Another Hmong defendant, Lo Cha Thao, boasted of meeting with high-level CIA officials and told Mr. Jack in phone calls that the agency was ready to jump in. “The CIA gave us a mission to go and find the exact heartbeat of the country. … We got the top guy, like the CIA guy, giving under the table strategies,” Lo Cha Thao said, according to surveillance transcripts. “They are waiting on us and they mobilized everything over there already. They’re just waiting for our call.”
Prosecutors did not respond to a request for comment yesterday, but one told a judge at a hearing last year that the talk about the CIA’s participation was fantasy.
“There was no CIA involvement or any other federal government involvement in this case other than the investigation by ATF and the FBI,” a prosecutor, Robert Twiss, said. “This is a complete fabrication by the defendants carried forward from Lo Cha Thao to Harrison Jack.”
Mr. Twiss also told the court that the agent’s talk about the CIA was idle speculation. “The snippets you saw don’t suggest any CIA activity. What it suggests is two guys who are Defense Department veterans talking about things Defense Department veterans talk about. … Virtually everyone in this room has speculated as to national defense policy, what the CIA will do here or there, what the Army will do. This is a completely usual, not unusual, discussion,” he said.
Defense lawyers did not return calls seeking comment for this article, but a lawyer for Lo Cha Thao has said publicly that the meeting with the top CIA officials never occurred. In a joint court filing last week seeking more information on any CIA contacts and on American policy toward Laos, defense attorneys said their clients might not be guilty if they thought their plan had official approval. “To the degree a defendant believed that such consent existed, he had no intent to engage in a criminal conspiracy,” the lawyers wrote. Arguments of entrapment and “defense of others” are also possible, the filing said.
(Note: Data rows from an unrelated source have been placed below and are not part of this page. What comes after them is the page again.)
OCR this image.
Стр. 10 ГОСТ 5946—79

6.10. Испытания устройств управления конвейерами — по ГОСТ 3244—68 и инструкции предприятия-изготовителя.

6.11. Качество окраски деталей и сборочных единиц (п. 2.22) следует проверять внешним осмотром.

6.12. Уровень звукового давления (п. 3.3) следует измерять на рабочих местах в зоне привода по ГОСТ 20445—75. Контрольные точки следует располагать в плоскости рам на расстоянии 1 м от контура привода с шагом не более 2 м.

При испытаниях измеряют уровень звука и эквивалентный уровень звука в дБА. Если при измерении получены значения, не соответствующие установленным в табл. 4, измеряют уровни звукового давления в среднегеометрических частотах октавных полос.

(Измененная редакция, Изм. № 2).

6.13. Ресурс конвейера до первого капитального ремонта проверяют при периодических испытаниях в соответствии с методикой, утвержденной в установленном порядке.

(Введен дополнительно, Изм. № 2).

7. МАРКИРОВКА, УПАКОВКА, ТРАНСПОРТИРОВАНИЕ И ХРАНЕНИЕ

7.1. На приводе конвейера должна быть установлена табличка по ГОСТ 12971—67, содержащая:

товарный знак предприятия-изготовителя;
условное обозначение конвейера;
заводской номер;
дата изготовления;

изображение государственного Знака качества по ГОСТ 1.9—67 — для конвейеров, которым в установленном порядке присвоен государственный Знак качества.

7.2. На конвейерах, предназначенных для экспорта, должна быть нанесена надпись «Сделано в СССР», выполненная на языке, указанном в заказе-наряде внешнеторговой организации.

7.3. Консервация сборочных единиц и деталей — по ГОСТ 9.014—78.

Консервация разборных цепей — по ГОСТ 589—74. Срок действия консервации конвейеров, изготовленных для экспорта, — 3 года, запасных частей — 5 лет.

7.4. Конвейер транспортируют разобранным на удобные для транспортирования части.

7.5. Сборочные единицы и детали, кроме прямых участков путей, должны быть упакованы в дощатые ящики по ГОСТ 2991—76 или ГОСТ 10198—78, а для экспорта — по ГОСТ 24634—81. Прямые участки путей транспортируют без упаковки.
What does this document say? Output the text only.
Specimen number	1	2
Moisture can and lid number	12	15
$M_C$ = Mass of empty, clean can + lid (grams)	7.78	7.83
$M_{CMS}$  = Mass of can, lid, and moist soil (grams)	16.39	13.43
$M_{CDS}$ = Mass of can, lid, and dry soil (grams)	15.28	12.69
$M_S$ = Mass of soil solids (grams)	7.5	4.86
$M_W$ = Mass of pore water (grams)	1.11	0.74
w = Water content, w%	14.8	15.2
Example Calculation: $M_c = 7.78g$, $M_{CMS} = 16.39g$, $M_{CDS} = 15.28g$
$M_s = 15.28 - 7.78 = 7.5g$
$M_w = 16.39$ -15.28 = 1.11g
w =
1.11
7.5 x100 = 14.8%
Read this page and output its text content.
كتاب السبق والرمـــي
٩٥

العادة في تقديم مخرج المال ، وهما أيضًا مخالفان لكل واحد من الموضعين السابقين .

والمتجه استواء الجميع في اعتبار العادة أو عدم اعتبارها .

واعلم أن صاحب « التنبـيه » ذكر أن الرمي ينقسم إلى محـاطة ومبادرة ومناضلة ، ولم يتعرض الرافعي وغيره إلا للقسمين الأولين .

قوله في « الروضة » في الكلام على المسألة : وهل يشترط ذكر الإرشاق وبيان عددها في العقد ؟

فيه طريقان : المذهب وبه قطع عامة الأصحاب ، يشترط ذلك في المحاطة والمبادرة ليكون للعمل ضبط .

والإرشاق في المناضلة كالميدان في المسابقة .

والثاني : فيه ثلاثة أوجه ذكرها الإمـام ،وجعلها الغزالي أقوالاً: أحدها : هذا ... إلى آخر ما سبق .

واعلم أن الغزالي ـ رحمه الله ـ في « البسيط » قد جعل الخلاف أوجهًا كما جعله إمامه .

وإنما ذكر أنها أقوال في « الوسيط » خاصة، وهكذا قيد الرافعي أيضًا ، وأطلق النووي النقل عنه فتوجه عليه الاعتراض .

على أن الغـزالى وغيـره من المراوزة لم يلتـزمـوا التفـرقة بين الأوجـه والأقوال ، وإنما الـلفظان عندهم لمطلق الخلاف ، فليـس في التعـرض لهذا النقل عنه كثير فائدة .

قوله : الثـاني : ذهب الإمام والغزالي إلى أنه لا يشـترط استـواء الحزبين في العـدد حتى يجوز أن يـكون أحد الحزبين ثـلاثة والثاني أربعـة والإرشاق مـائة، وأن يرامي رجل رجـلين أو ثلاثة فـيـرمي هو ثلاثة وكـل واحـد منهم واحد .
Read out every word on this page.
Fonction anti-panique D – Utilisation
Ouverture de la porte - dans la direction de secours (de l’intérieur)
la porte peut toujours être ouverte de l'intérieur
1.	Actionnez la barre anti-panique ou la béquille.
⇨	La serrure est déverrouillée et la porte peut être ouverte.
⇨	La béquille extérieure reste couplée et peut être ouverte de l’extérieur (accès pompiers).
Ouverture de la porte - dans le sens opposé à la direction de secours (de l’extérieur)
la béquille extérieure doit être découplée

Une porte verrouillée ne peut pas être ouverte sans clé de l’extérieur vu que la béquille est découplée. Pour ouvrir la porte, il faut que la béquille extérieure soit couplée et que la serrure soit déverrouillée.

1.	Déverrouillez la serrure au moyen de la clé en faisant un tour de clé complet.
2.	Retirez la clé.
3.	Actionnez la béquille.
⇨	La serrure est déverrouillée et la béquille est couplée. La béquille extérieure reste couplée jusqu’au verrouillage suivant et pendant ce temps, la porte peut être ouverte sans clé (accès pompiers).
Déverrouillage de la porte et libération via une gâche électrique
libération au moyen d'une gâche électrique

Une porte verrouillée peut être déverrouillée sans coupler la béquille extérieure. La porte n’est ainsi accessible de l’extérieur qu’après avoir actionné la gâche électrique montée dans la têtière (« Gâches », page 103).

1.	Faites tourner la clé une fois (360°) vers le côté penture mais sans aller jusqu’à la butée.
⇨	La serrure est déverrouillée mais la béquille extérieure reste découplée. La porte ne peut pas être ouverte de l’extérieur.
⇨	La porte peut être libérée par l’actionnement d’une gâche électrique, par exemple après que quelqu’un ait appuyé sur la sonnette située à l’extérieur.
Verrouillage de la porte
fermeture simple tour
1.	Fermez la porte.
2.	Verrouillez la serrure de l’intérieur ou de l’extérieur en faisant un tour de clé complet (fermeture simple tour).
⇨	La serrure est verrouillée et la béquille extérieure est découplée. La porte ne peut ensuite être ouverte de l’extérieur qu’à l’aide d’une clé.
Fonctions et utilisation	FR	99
However, prosecutors said some defendants were warned that it was illegal to plot such a coup from America.
A former federal prosecutor, Laurie Levenson, said the 78-year-old former general might prevail at the trial, which is not expected until next year. “Even if you thought the government was in the right, there’s a sympathy factor from the jury,” she said, adding that jurors were sure to ask, “At one point he was a friend. Why are you going after him now?”
Mr. Spak’s dealings with the general have not been previously reported. However, portions of the ATF surveillance transcripts appeared in the New York Times in May.